After forty-five minutes of systems checks and engine warm-up procedures, Shepherd radioed for clearance. “Andrews tower, Viper-Two ready to roll.”

“Viper?” Stephanie had asked when they first dated, thinking there was nothing at all venomous about him. “It certainly doesn’t suit you.”

“Well,” he replied, glancing skyward, “you have to understand I’m different up there.”

She hadn’t understood; indeed, she still didn’t. Despite being blessed with that rare combination of guts, skill, and judgment found in the best fighter jocks, killing was out of character for Walt Shepherd; conversely, call sign Viper had no trouble handling it.

Shepherd started the F-111 down the west runway; 30 seconds later, the sleek F model, hottest of the 111 series, was banking over Chesapeake Bay. Soon it was at 30,000 feet, streaking through the atmosphere at 750 MPH. The wings were at 16 degrees, standard for takeoff and climb. Shepherd set the indicator stop at 52, advanced the throttles, and eased back the handle in the sidewall; the wings swept at a rate of 10 degrees per second and the F-111 bolted forward.

“Yeah,” Brancato hooted as the acceleration slammed him back into his seat; it was a kick every time.

Speed was now Mach 1.75; precisely 1,250 MPH.

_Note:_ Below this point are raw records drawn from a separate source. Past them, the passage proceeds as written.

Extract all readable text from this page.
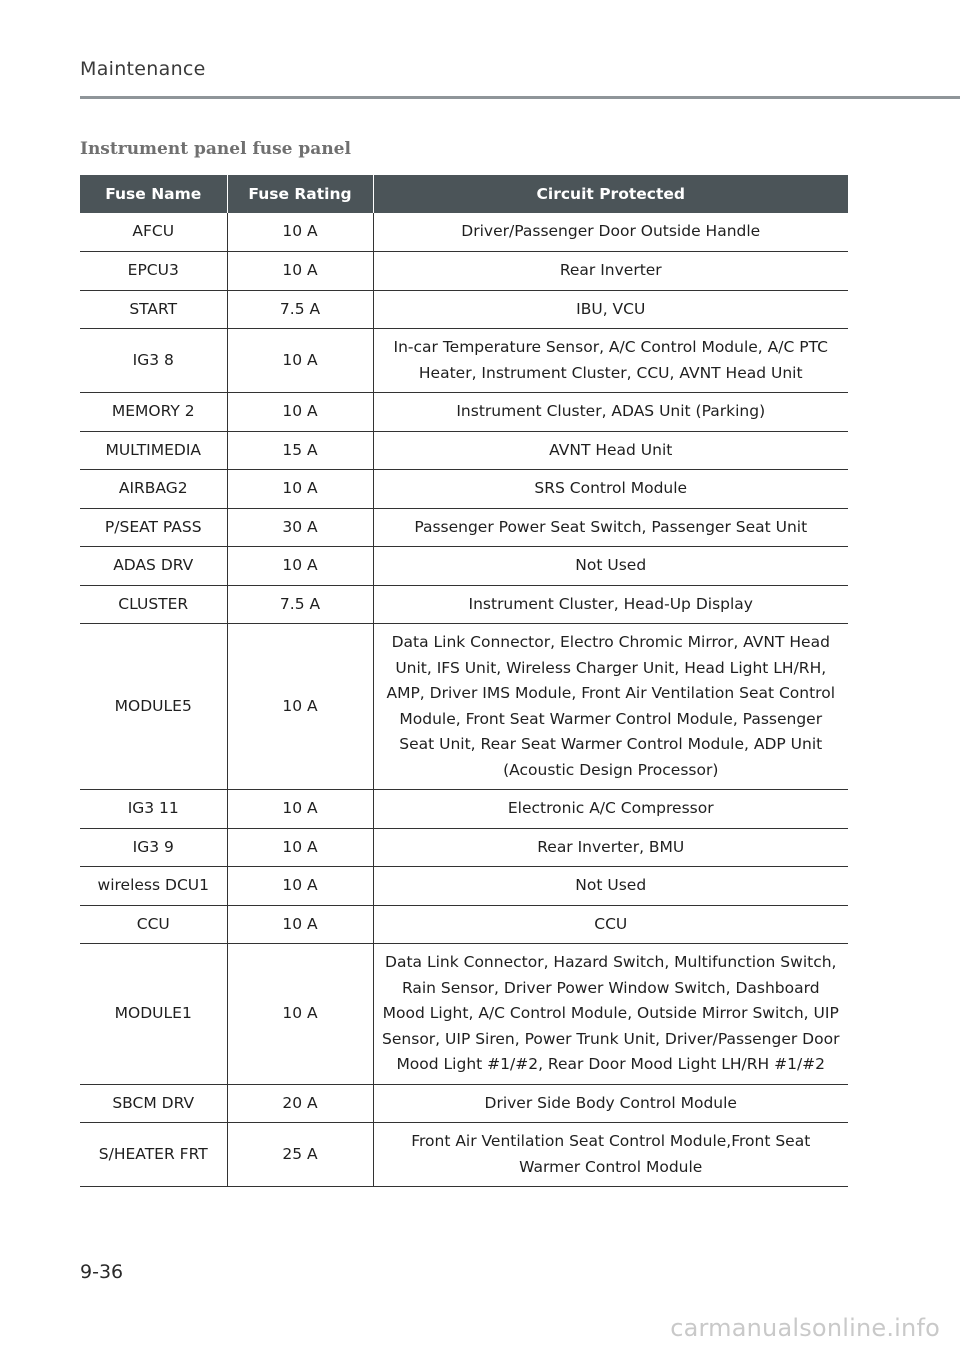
Maintenance
Instrument panel fuse panel
Fuse Name	Fuse Rating	Circuit Protected
AFCU	10 A	Driver/Passenger Door Outside Handle
EPCU3	10 A	Rear Inverter
START	7.5 A	IBU, VCU
IG3 8	10 A	In-car Temperature Sensor, A/C Control Module, A/C PTC Heater, Instrument Cluster, CCU, AVNT Head Unit
MEMORY 2	10 A	Instrument Cluster, ADAS Unit (Parking)
MULTIMEDIA	15 A	AVNT Head Unit
AIRBAG2	10 A	SRS Control Module
P/SEAT PASS	30 A	Passenger Power Seat Switch, Passenger Seat Unit
ADAS DRV	10 A	Not Used
CLUSTER	7.5 A	Instrument Cluster, Head-Up Display
MODULE5	10 A	Data Link Connector, Electro Chromic Mirror, AVNT Head Unit, IFS Unit, Wireless Charger Unit, Head Light LH/RH, AMP, Driver IMS Module, Front Air Ventilation Seat Control Module, Front Seat Warmer Control Module, Passenger Seat Unit, Rear Seat Warmer Control Module, ADP Unit (Acoustic Design Processor)
IG3 11	10 A	Electronic A/C Compressor
IG3 9	10 A	Rear Inverter, BMU
wireless DCU1	10 A	Not Used
CCU	10 A	CCU
MODULE1	10 A	Data Link Connector, Hazard Switch, Multifunction Switch, Rain Sensor, Driver Power Window Switch, Dashboard Mood Light, A/C Control Module, Outside Mirror Switch, UIP Sensor, UIP Siren, Power Trunk Unit, Driver/Passenger Door Mood Light #1/#2, Rear Door Mood Light LH/RH #1/#2
SBCM DRV	20 A	Driver Side Body Control Module
S/HEATER FRT	25 A	Front Air Ventilation Seat Control Module,Front Seat Warmer Control Module
9-36
carmanualsonline.info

Shepherd guided the plane into a GAT-assigned commercial air corridor and engaged the autopilot; then he and Brancato settled in for the long haul.

Two hours later, the sleek bomber was 2,400 miles out over the Atlantic, 1,300 miles from its destination. Unlike practice missions, deployment flights had no tactical objective. Once on autopilot, aviators were essentially passengers in a supersonic taxi. Brancato passed the time reading, his nose buried in a biography of Churchill. Shepherd monitored the avionics.

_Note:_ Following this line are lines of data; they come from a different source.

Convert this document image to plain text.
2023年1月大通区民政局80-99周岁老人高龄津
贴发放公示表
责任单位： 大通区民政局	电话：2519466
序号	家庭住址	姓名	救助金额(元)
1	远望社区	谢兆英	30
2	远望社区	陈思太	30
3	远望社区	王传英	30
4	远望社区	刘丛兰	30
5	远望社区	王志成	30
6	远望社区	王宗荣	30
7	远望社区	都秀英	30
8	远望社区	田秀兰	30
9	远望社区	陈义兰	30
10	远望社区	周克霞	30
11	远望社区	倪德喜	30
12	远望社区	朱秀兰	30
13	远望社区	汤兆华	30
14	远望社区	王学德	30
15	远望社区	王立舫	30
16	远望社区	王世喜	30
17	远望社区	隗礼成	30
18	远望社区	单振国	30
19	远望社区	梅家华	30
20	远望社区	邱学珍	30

“Mind watching the store for a while?” Shepherd asked, as he removed a palm-sized cassette recorder from a pocket in the leg of his flight suit and clicked it on. Years ago, the first time he and Stephanie were apart, he had wooed her via cassette, and he had been using it to keep in touch with home ever since: from Vietnam, the Philippines, wherever he was stationed without her.

“Thursday, three April,” he began in his easy drawl. “Real pretty up here, babe. We left the Grand Banks behind about an hour ago. Advance report for touchdown is rain and more rain. Sounds like we’re talking weather for ducks. Speaking of water, Al thought you should know that Beethoven used to pour ice water over his—” He paused, catching Brancato signaling to the multi systems display. “He’s waving at me like a matador. Not Beethoven, Al. Be talking to you soon.”

“Three bogies coming off the deck at a hundred miles,” Brancato said, eyes riveted to the MSD screen, where three blips had penetrated the radar envelope.